How to separate the count of odd numbers in loops

Question

I am currently making a program which asks the user to input 10 integers and the code will have to count how many odd numbers there are. At the end of the program it prompts the user whether to retry it again, essentially in a loop if they choose to input a new set of 10 integers.

int i, value;
int odd = 0;
char option;

do
{
    for (i=1;i<=10;++i)
    {
        cout << "Enter integer no. " << i << ": ";
        cin >> value;
        if (value % 2 == 1)
        {
            odd++;
        }
    }
    cout << "\nThere are " << odd << " odd numbers.\n";

    cout << "\nDo you want to try again? \nEnter Y for Yes and N for No: ";
    cin >> option;
    if (option == 'N')
    {
        cout << "\nThank you for using this program. \nProgram Terminating!";
        break;
    }
} while (option == 'Y');

return 0;

My problem is that the counted and displayed odd numbers on the previous count is added to the next count in the loop.
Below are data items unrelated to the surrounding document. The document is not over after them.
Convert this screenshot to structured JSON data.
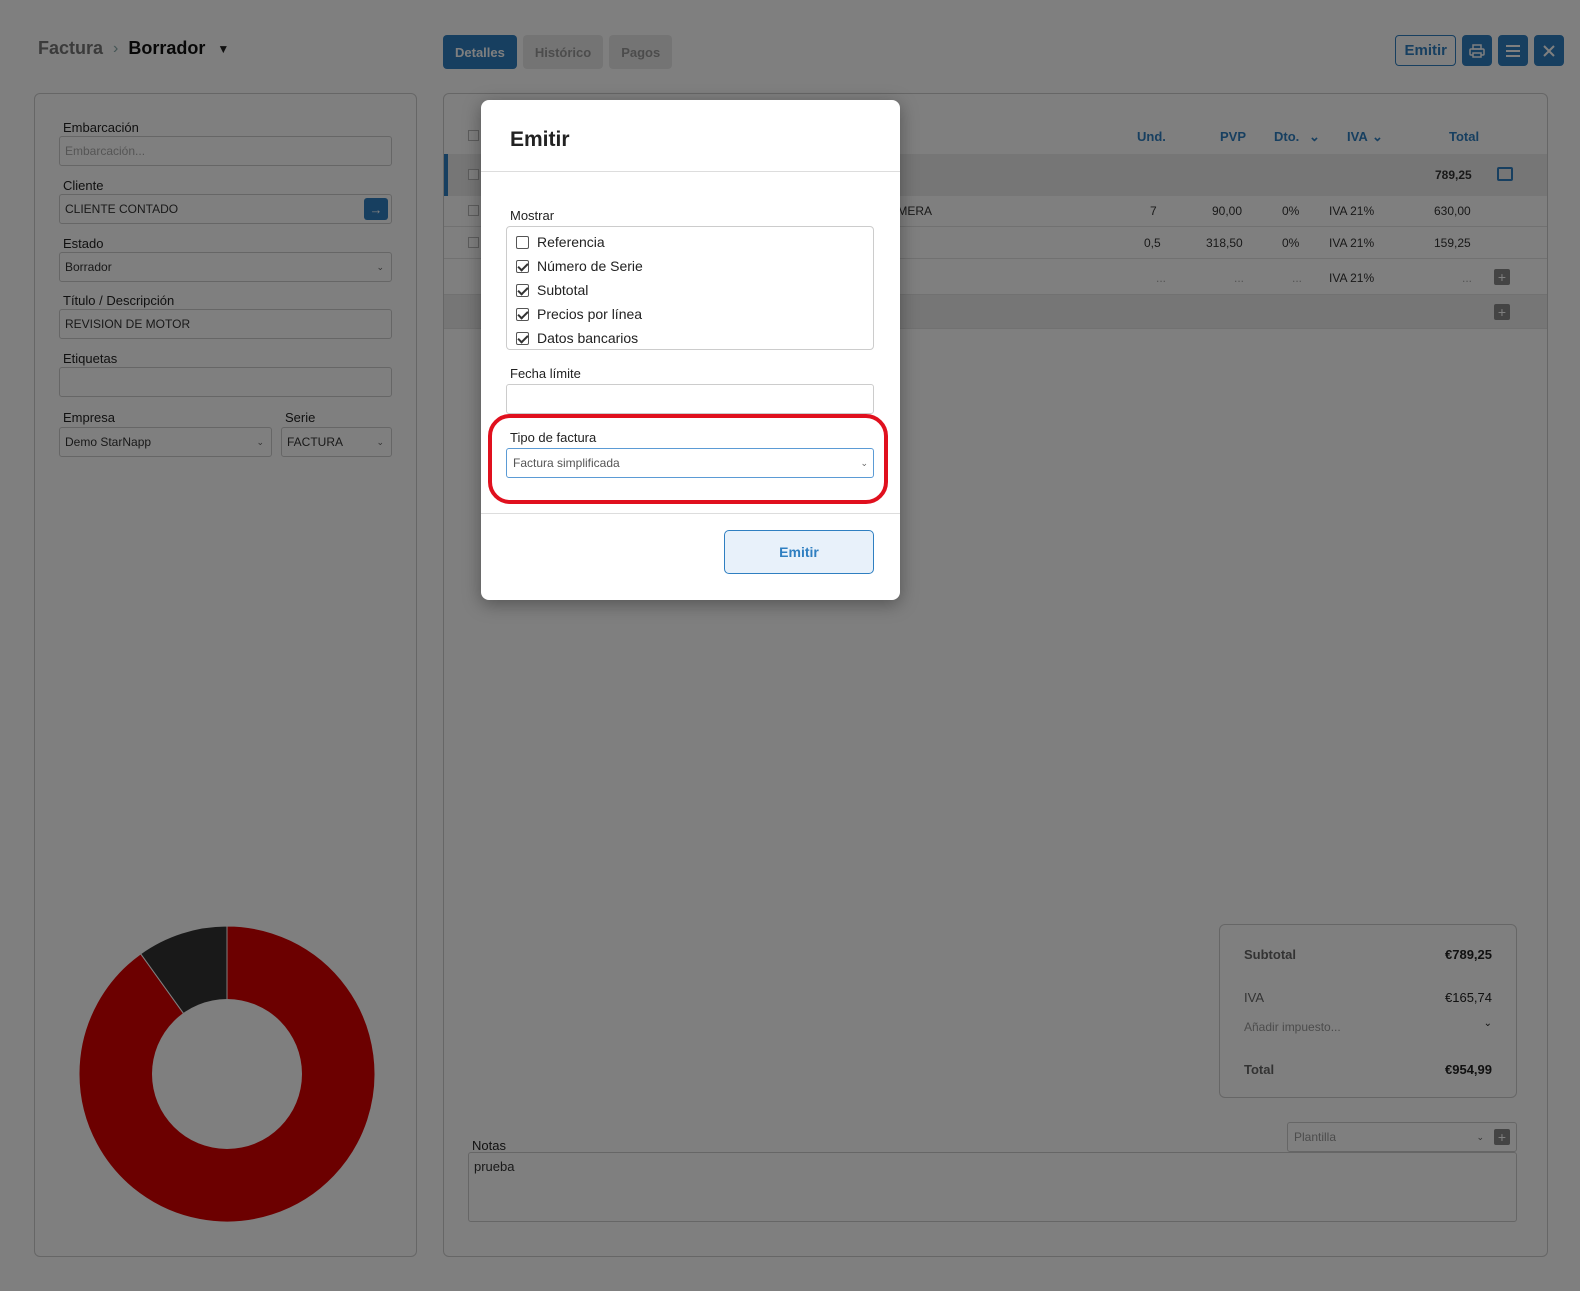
{
  "header": {
    "breadcrumb_root": "Factura",
    "breadcrumb_current": "Borrador",
    "tabs": [
      {
        "label": "Detalles",
        "active": true
      },
      {
        "label": "Histórico",
        "active": false
      },
      {
        "label": "Pagos",
        "active": false
      }
    ],
    "emit_label": "Emitir",
    "icons": [
      "print-icon",
      "menu-icon",
      "close-icon"
    ]
  },
  "left": {
    "embarcacion_label": "Embarcación",
    "embarcacion_placeholder": "Embarcación...",
    "cliente_label": "Cliente",
    "cliente_value": "CLIENTE CONTADO",
    "estado_label": "Estado",
    "estado_value": "Borrador",
    "titulo_label": "Título / Descripción",
    "titulo_value": "REVISION DE MOTOR",
    "etiquetas_label": "Etiquetas",
    "empresa_label": "Empresa",
    "empresa_value": "Demo StarNapp",
    "serie_label": "Serie",
    "serie_value": "FACTURA"
  },
  "chart_data": {
    "type": "pie",
    "values": [
      789.25,
      86.83
    ],
    "colors": [
      "#d80000",
      "#333333"
    ]
  },
  "table": {
    "headers": {
      "und": "Und.",
      "pvp": "PVP",
      "dto": "Dto.",
      "iva": "IVA",
      "total": "Total"
    },
    "group_total": "789,25",
    "rows": [
      {
        "desc_tail": "IMERA",
        "und": "7",
        "pvp": "90,00",
        "dto": "0%",
        "iva": "IVA 21%",
        "total": "630,00"
      },
      {
        "desc_tail": "",
        "und": "0,5",
        "pvp": "318,50",
        "dto": "0%",
        "iva": "IVA 21%",
        "total": "159,25"
      }
    ],
    "empty_row": {
      "und": "...",
      "pvp": "...",
      "dto": "...",
      "iva": "IVA 21%",
      "total": "..."
    }
  },
  "totals": {
    "subtotal_label": "Subtotal",
    "subtotal_value": "€789,25",
    "iva_label": "IVA",
    "iva_value": "€165,74",
    "add_tax_placeholder": "Añadir impuesto...",
    "total_label": "Total",
    "total_value": "€954,99"
  },
  "notes": {
    "label": "Notas",
    "plantilla_placeholder": "Plantilla",
    "text": "prueba"
  },
  "modal": {
    "title": "Emitir",
    "mostrar_label": "Mostrar",
    "options": [
      {
        "label": "Referencia",
        "checked": false
      },
      {
        "label": "Número de Serie",
        "checked": true
      },
      {
        "label": "Subtotal",
        "checked": true
      },
      {
        "label": "Precios por línea",
        "checked": true
      },
      {
        "label": "Datos bancarios",
        "checked": true
      }
    ],
    "fecha_label": "Fecha límite",
    "tipo_label": "Tipo de factura",
    "tipo_value": "Factura simplificada",
    "emit_button": "Emitir"
  }
}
If the previous count had 5 odd numbers and the next count had 4 odd numbers, it would then display a total of 9 odd numbers. How do I separate the count of odd numbers without them adding up with each other with every new input of 10 integers?

Answer 1

The definition/initializationint odd = 0; is outside of the do…while loop so it is not being reinitialized for each loop iterations. There are two options to accomplish what you want to do:

1. Move int odd = 0; to the beginning of the do…while loop after do{. This reduces the variable scope to each iteration of the loop and will force it to reinitialize to zero each time.
2. Add the statement odd=0 either at the end or the beginning of the loop.